Bir fârisî risâleden terceme olunmuşdur: Hazret-i Süleymân “alâ nebiyyinâ aleyhissalâtü vesselâm” bir gün, deniz kenârında oturmuşlar idi. Bir karıncanın geldiğini gördü. Ağzında bir yeşil yaprak tutardı. Deniz kenârına ulaşdı. Sudan bir kurbağa çıkdı. O yaprağı karıncadan alıp, denize döndü. Karınca geri döndü. Karıncadan sordular ki, bunun hikmeti nedir. Karınca cevâb verdi ki, bu deryânın ortasında, Allahü Sübhânehü ve teâlâ hazretleri bir taş halk etmişdir. O taşın arasında [içinde] bir kurdcağız [böcek] halk etmişdir. Beni onun rızkına sebeb etmişdir. Ben her gün o nesneyi, ona yetecek kadar rızkı getiririm. Deniz kenârına ulaşdırırım. Allahü teâlâ hazretlerinin, kurbağa sûretinde yaratdığı bir meleği o rızkı benden alır, o kurdcağıza [böceğe] verir. O böcek, Allahü tebâreke ve teâlâ hazretlerinin kudreti ile, fasîh dil ile söyler ki; Sübhânallah ki, beni halk etdi, deniz ortasında ve taş arasında bana mekân verdi. Benim rızkımı unutmadı. İlâhî, ümmet-i Muhammedi ümîdsiz etme!
(Mesâbîh) kitâbında, o bâbın haseninde, Amr bin Kays “radıyallahü anh” hazretlerinden rivâyet edilmişdir. Resûlullah “sallallahü teâlâ aleyhi ve sellem” buyurdular ki: (Biz dünyâya gelmekde âhirleriz [sondayız]. Kıyâmet gününde, Cennete girmekde ve sâir fazîletlerde sâbıklarız [öndeyiz]. Söyliyeceğim sözler ile öğünmüyorum. İbrâhîm Halîlullah, Mûsâ Kelîmullahdır ve ben Habîbullahım. Kıyâmet günü livâ-i hamd benim elimdedir. Allahü tebâreke ve teâlâ hazretleri bana va’d etdi ümmetimin şânında ve onları üç şeyden halâs etdi. Umûmî kıtlıkdan, düşmanın temâmen helâk etmesinden, dalâlet üzerine birleşmelerinden korudu.)

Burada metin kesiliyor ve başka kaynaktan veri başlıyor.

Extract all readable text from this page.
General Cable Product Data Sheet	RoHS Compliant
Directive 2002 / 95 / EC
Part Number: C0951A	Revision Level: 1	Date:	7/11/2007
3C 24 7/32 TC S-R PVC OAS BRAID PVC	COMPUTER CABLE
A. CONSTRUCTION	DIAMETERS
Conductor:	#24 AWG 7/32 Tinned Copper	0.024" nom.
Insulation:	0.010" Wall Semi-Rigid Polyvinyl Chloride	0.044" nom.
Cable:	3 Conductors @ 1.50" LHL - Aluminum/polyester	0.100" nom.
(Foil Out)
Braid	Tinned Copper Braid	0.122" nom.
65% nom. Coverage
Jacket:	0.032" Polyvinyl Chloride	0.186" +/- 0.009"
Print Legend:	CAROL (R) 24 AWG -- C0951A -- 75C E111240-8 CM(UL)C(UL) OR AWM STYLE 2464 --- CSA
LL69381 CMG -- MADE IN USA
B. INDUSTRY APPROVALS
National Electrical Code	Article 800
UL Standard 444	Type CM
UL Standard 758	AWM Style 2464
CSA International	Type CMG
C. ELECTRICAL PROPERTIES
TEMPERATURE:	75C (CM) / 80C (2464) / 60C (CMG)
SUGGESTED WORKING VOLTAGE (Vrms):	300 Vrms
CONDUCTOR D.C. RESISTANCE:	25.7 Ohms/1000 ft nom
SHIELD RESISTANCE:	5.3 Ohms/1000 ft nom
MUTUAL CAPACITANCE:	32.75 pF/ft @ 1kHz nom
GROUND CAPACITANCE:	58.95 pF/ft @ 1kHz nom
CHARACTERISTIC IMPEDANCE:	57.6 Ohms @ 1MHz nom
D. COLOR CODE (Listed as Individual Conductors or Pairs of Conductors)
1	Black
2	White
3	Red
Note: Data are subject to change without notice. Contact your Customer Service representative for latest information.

(Mesâbîh)de hasen olarak nakl olunan hadîs-i şerîfin akabinde, Ebû Mâlik-el Eş’arî “radıyallahü anh” hazretlerinden nakl edilmişdir. Resûlullah “sallallahü teâlâ aleyhi ve sellem” hazretleri buyurdular: (Muhakkak Allahü teâlâ azze ve celle sizi üç hasletden afv etdi.) (Mefâtih) sâhibi “rahimehullahü teâlâ” demişdir ki, (Hadîs-i şerîfde geçen hılâl kelimesi, haslet ma’nâsına gelen, “Halk” kelimesinin çoğuludur. Ya’nî Allahü teâlâ azze ve celle, ikrâm ederek, sizi üç zarardan korudu. Peygamberiniz sizin üzerinize beddüâ etmez. Yoksa, cümleniz helâk olursunuz. Ehl-i bâtıl ehl-i Hak üzerine gâlib olmaz. Türpüştî “rahimehullah” demişdir ki, buradan ehl-i hakkın temâmen ortadan silinmiyeceği, hiç olmazsa bir cemâ’atin dâimâ bulunacağı anlaşılır. Çünki, Allahü teâlâ, Resûlüne bu dîni kıyâmete kadar koruyacağına söz vermişdir [kefîl olmuşdur]. Üçüncüsü, dalâlet üzerine birleşmenizden korudu.)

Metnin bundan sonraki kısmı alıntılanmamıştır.